The task was given to Ibn Alqami. He rolled his master in a blanket and tied him to a pillar and kicked him so hard that he died. Then his body was kicked and crushed by the Mongol soldiers again until it was torn to pieces. Ibn Alqami stood beside him laughing and thinking that he was taking revenge on the Alawites. In short, the body of the caliph was not found in a shroud or a grave and not a single member of the Abbasid dynasty who was captured by the Mongols survived.

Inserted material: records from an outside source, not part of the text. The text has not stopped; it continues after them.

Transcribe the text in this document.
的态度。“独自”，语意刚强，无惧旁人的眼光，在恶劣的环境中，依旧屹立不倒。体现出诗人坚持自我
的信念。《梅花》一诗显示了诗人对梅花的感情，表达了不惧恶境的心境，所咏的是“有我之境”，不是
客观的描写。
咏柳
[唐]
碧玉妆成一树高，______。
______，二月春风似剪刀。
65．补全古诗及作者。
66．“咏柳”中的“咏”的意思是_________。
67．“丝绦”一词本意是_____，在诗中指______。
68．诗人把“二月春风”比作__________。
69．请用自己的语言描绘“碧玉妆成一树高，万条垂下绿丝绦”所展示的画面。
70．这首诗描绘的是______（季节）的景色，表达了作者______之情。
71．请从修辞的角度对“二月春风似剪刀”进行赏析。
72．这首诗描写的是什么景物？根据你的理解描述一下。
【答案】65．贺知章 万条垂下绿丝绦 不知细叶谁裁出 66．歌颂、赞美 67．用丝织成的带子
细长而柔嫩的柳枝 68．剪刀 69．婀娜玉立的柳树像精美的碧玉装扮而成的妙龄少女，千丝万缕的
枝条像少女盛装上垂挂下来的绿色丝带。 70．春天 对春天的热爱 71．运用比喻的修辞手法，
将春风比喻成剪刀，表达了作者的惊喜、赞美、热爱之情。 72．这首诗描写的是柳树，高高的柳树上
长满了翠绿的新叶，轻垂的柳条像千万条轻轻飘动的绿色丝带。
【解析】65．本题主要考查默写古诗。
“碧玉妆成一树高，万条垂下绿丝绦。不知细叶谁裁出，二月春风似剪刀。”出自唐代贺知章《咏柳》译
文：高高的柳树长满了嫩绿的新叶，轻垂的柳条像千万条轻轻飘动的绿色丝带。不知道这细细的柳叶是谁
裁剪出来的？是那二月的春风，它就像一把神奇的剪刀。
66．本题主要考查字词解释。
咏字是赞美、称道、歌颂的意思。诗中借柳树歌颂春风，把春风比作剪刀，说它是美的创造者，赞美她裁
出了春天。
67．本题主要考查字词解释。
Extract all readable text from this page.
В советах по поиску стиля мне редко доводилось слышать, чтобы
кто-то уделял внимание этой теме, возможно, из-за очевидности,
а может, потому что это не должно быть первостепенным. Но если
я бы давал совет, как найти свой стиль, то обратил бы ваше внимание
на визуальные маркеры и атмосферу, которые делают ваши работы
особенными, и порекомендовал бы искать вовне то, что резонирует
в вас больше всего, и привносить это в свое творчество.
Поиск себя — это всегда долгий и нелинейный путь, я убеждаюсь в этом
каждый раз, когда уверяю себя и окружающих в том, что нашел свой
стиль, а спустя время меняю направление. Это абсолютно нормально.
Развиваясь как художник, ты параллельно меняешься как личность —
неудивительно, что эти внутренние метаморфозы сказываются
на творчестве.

Then Hulagu turned to the royal library, which contained a huge number of books. All the books were thrown into the Tigris River, forming a kind of dam in the river and slowly the water washed them all away. The water of the Tigris River, which had previously been red with the blood of the slain, now turned black with the ink of the books and remained so for a long time. All the palaces of the kingdom were looted and then razed to the ground. It was a terrible massacre and catastrophe that had never happened before in the history of the world. It was such a catastrophe for Islam that they called it a minor apocalypse. Ibn Alqami who engineered the destruction and bloodshed now tried and wanted Hulagu Khan to appoint an Alawite ruler in Baghdad and confer on him the title of caliph.

Initially when Hulegu Khan invaded Baghdad, many promises were made to him and he was convinced that Hulegu Khan would make some Alawite caliphs and he (Alqami) would be made his Vice Ruler but Hulegu Khan assigned his own men to rule Iraq. Ibn Alqami was at his wits end seeing this development. He plotted and plotted, begged and pleaded with Hulegu Khan to achieve his goal but Hulegu Khan rebuked and chased him away like a dog and for a short time, he continued to serve the Mongols like a common slave but eventually in frustration killed him. Caliph Mustasim Billah was the last Abbasid caliph to rule in Baghdad. After 656 AH, Baghdad was no longer the capital. There was no caliph for three and a half years in the world after caliph Mustasim. After him, they took the oath for his subordinate Abul Qasim Ahmad in Rajab 659 AH.

A few months after the fall of Baghdad, Ibn Alqami died under unclear circumstances.